AKP Yulian mengatakan, pendekatan yang digunakan dalam
kegiatan ini bersifat preemtif dan preventif. Polisi lebih mengedepankan upaya
persuasif dibandingkan penindakan.
“Hari ini kami memfokuskan kegiatan di area publik seperti
Alun-Alun Lumajang.

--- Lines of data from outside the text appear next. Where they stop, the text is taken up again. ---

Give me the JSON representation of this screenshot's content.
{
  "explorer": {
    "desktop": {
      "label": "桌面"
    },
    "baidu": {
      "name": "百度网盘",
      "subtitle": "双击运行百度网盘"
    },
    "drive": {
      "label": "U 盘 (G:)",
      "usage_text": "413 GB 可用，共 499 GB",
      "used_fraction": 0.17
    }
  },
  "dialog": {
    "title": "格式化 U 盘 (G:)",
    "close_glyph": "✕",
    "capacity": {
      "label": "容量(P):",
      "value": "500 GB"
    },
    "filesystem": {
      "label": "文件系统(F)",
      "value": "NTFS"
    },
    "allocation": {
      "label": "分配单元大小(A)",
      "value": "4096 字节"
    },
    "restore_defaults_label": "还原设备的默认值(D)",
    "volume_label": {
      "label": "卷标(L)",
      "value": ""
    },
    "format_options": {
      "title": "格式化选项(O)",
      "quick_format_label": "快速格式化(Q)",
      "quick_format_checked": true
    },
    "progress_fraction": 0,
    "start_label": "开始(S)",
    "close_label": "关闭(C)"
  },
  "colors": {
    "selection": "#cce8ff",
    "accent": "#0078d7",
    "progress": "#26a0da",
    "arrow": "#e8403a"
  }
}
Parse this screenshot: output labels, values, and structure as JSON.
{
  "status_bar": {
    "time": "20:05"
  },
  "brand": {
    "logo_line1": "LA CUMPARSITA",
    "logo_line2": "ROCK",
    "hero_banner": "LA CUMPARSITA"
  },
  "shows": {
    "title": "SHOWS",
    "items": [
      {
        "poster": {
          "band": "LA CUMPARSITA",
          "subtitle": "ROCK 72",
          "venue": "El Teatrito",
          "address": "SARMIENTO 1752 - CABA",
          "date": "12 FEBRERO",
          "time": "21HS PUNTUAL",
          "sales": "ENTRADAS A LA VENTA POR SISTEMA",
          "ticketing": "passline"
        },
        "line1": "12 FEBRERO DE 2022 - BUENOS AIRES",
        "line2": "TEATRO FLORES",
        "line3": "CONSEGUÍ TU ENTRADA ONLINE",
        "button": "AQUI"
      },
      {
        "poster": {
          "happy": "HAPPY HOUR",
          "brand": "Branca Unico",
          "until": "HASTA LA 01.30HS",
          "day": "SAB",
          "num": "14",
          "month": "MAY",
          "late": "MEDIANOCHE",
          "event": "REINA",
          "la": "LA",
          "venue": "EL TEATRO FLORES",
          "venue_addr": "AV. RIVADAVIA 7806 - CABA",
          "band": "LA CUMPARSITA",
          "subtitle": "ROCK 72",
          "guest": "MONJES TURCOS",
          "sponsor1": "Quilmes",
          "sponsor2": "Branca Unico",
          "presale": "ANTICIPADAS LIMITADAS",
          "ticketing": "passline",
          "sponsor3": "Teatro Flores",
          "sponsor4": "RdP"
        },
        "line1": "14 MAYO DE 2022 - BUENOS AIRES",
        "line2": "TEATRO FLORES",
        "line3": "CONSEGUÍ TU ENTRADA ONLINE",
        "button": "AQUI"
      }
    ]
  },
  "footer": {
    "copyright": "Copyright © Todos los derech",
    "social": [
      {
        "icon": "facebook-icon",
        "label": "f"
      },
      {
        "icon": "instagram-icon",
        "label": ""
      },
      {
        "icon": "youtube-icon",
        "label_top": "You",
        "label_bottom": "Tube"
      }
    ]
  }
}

Tujuannya bukan untuk menindak, melainkan mengajak
masyarakat secara humanis agar lebih disiplin dan sadar bahwa keselamatan
merupakan kebutuhan utama saat berkendara,” ujar Yulian di sela kegiatan.
Brosur yang dibagikan memuat sejumlah sasaran prioritas
Operasi Keselamatan Semeru 2026, antara lain larangan menggunakan telepon
seluler saat berkendara, kewajiban penggunaan helm berstandar SNI, penggunaan
sabuk pengaman bagi pengemudi mobil, larangan melawan arus serta berkendara di
bawah pengaruh alkohol, hingga penertiban knalpot yang tidak sesuai spesifikasi
teknis.
Operasi Keselamatan Semeru 2026 dilaksanakan selama 14 hari,
terhitung mulai 2 hingga 15 Februari 2026. Operasi ini bertujuan menciptakan
kondisi keamanan, keselamatan, ketertiban, dan kelancaran lalu lintas
(kamseltibcarlantas) yang kondusif menjelang Ramadan dan Idul Fitri 1447
Hijriah.
Salah seorang pengendara sepeda motor, Ahmad (40),
mengapresiasi langkah kepolisian tersebut. Menurut dia, sosialisasi semacam ini
penting untuk mengingatkan kembali masyarakat terhadap aturan lalu lintas.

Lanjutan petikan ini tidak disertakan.